You will remember that I said I wanted a feeling of depth. I wasn't really feeling it at this point and I thought that maybe I had messed up during the Photomatix/HDR processing phase because when overly done, you run the risk of "flattening" an image by trading too many highlights and shadows for detail.

Unfortunately, I did not make that particular mistake. The original image was pretty flat to start with. This meant that I needed to take some artistic license and create something that was not really there in real life.

I created an exposure adjustment layer and dropped the exposure enough to create an appropriate level for shadows. I then masked the layer so that the left side of every building was in the shade.

Here is what the mask ended up looking like.

We're now coming down to the home stretch.
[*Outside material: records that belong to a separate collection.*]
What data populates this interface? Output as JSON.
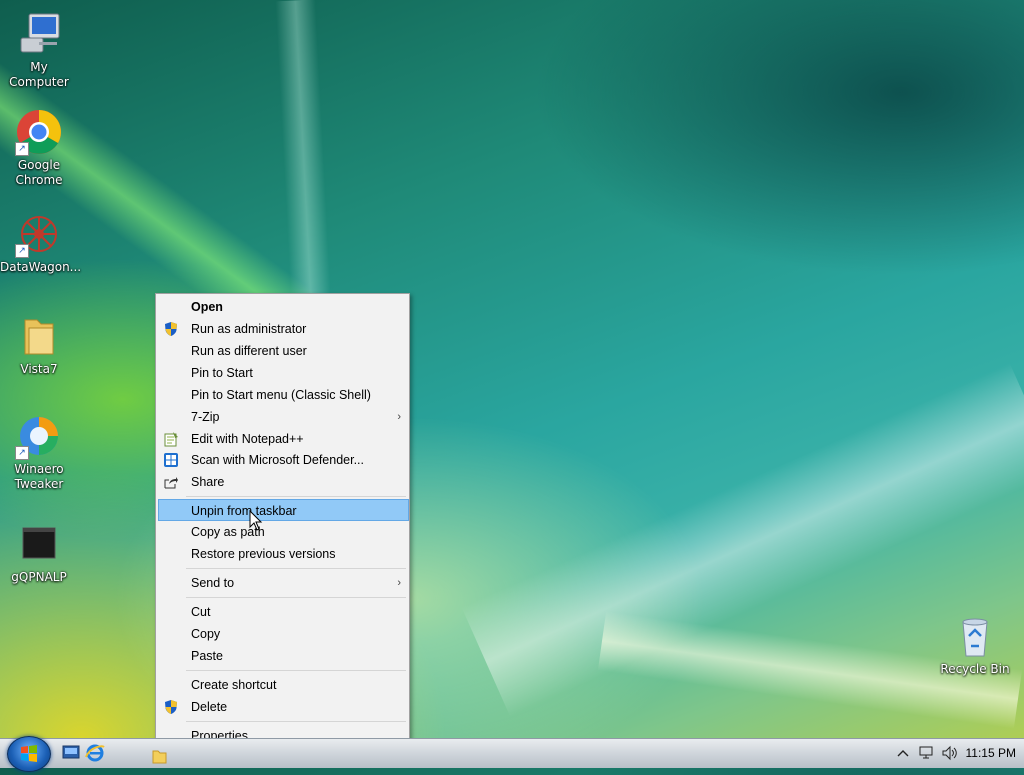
{
  "desktop": {
    "icons": [
      {
        "label": "My Computer",
        "icon": "computer-icon"
      },
      {
        "label": "Google Chrome",
        "icon": "chrome-icon"
      },
      {
        "label": "DataWagon...",
        "icon": "datawagon-icon"
      },
      {
        "label": "Vista7",
        "icon": "folder-icon"
      },
      {
        "label": "Winaero Tweaker",
        "icon": "winaero-tweaker-icon"
      },
      {
        "label": "gQPNALP",
        "icon": "app-icon"
      },
      {
        "label": "Recycle Bin",
        "icon": "recycle-bin-icon"
      }
    ]
  },
  "context_menu": {
    "items": [
      {
        "label": "Open",
        "bold": true
      },
      {
        "label": "Run as administrator",
        "icon": "uac-shield-icon"
      },
      {
        "label": "Run as different user"
      },
      {
        "label": "Pin to Start"
      },
      {
        "label": "Pin to Start menu (Classic Shell)"
      },
      {
        "label": "7-Zip",
        "submenu": true
      },
      {
        "label": "Edit with Notepad++",
        "icon": "notepad-plus-plus-icon"
      },
      {
        "label": "Scan with Microsoft Defender...",
        "icon": "defender-icon"
      },
      {
        "label": "Share",
        "icon": "share-icon"
      },
      {
        "label": "Unpin from taskbar",
        "highlighted": true
      },
      {
        "label": "Copy as path"
      },
      {
        "label": "Restore previous versions"
      },
      {
        "label": "Send to",
        "submenu": true
      },
      {
        "label": "Cut"
      },
      {
        "label": "Copy"
      },
      {
        "label": "Paste"
      },
      {
        "label": "Create shortcut"
      },
      {
        "label": "Delete",
        "icon": "uac-shield-icon"
      },
      {
        "label": "Properties"
      }
    ],
    "submenu_arrow": "›"
  },
  "taskbar": {
    "clock": "11:15 PM",
    "tray_icons": [
      "chevron-up-icon",
      "network-icon",
      "volume-icon"
    ],
    "pinned": [
      "start-orb-icon",
      "show-desktop-icon",
      "internet-explorer-icon",
      "folder-icon"
    ]
  }
}
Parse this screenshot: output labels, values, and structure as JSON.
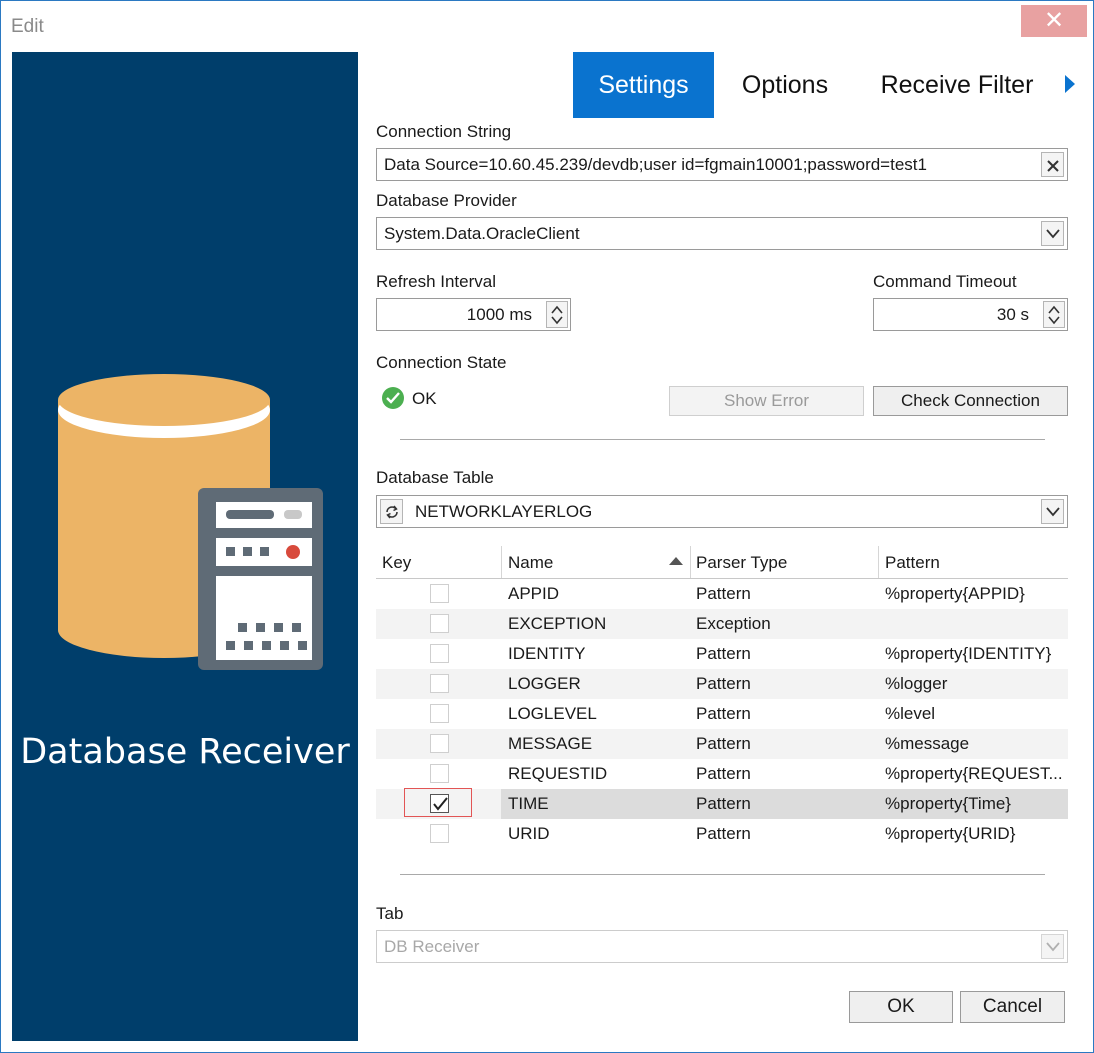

I did some targeted sharpening (1:1 before and after)...

Some targeted brightening (1:1 before and after)...

Then because overly sharpening things created halos, I cleaned those up by cloning adjacent pixels to fill in those 1-2 pixel "gaps". You can see this halo pretty well along vertical and horizontal borders such as the sides of the skyscraper and under the bridge (before and after at 2x).

Too much effort? Probably so. And I still see things I need to go back and fix even as I finish writing this. As I always say (but have a hard time putting into practice), a little care and patience up front will make for a lot less work and a better final product when all is said and done.